Much of molecular biologic research for the last century has been "wet lab" - actual physical experiments based on hypotheses. But how many significant breakthroughs in Biology have been theoretical? That is the beauty of Watson and Crick's 1953 one-page paper - it is elucidation, not experimentation. In the history of life sciences, one can really only point to Charles Darwin as offering similar elucidation, based upon observation of data, that changed the world.
This is not at all a plea to abandon experimentation - it is the basis upon which we must rest the scientific method. Gregor Mendel performed experiments, as did Louis Pasteur and Edward Jenner and we are grateful that they did. All theories must be subjected to the best designed and most rigorous tests and rational statistical analysis.
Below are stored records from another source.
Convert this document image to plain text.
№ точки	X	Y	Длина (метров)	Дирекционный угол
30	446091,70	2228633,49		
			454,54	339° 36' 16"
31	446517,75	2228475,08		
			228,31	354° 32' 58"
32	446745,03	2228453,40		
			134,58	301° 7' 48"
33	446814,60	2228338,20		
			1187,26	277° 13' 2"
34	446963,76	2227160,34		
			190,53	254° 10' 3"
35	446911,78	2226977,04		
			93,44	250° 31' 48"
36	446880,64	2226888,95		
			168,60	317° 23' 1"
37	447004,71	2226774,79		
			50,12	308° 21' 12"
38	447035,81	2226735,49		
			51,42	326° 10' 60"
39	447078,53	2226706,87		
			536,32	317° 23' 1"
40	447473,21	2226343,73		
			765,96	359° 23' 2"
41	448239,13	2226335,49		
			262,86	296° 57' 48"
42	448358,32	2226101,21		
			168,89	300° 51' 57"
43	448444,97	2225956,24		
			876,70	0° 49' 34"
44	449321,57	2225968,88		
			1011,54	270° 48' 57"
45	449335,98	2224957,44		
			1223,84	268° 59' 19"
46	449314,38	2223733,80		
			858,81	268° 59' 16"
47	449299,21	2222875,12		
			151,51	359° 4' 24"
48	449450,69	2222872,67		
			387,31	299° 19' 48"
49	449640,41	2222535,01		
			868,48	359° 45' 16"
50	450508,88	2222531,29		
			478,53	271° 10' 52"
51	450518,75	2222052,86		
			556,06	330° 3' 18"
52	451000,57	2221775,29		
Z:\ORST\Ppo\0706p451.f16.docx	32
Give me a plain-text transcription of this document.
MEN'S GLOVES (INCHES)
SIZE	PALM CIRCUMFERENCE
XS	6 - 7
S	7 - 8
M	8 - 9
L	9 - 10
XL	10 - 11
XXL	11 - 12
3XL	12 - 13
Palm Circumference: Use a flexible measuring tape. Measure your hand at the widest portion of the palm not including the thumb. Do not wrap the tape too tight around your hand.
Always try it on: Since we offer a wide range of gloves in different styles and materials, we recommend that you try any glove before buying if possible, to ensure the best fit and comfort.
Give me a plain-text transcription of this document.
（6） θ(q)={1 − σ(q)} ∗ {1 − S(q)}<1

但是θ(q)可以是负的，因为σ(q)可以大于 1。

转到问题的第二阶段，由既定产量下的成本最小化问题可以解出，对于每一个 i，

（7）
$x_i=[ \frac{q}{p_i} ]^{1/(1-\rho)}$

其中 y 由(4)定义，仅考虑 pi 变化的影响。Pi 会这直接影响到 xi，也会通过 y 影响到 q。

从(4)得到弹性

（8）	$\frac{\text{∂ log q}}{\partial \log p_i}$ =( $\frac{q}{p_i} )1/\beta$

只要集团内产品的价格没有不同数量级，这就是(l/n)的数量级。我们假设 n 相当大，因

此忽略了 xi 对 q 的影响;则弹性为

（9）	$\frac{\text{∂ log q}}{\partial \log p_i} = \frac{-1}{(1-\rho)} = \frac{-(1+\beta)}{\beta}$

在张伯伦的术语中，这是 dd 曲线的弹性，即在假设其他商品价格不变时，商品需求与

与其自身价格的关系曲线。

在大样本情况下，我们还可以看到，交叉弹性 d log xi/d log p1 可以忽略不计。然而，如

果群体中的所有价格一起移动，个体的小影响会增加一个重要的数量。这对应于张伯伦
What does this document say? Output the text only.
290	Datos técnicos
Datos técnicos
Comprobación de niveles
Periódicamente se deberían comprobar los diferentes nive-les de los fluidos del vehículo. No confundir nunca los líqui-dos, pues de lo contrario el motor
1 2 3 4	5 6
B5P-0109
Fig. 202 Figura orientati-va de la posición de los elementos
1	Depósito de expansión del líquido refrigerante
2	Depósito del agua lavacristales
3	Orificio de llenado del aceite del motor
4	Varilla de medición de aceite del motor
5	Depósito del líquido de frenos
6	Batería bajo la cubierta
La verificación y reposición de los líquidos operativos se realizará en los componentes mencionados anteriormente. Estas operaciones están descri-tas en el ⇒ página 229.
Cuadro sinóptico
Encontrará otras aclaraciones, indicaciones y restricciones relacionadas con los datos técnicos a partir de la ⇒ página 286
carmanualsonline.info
And yet, all experiments must begin with a hypothesis.
In Biology, we pretty much rely upon experimental biologists to provide their own theories, while in Physics, a clearer distinction exists between theoretical and experimental scientists and much continues to be gained by such an approach. It is probable that this division of labor is made necessary by the extreme sophistication a theoretical physicist must have with mathematics. Such is increasingly necessary in Computational Biology: as it grows into a more mature field of its own, we may be seeing a similar dichotomy develop in the life sciences, including Medicine, where key understandings from the manipulation of existing data may provide the key breakthroughs that can then be confirmed. Analysis of Big Data and tools not even yet conceived of will likely add to the ability of bright minds to advance life science without relying solely on wet-lab expertise. This two-pronged, rather than singular approach, will likely accelerate our progress. Our thanks to Darwin, Watson and Crick for elucidating the way.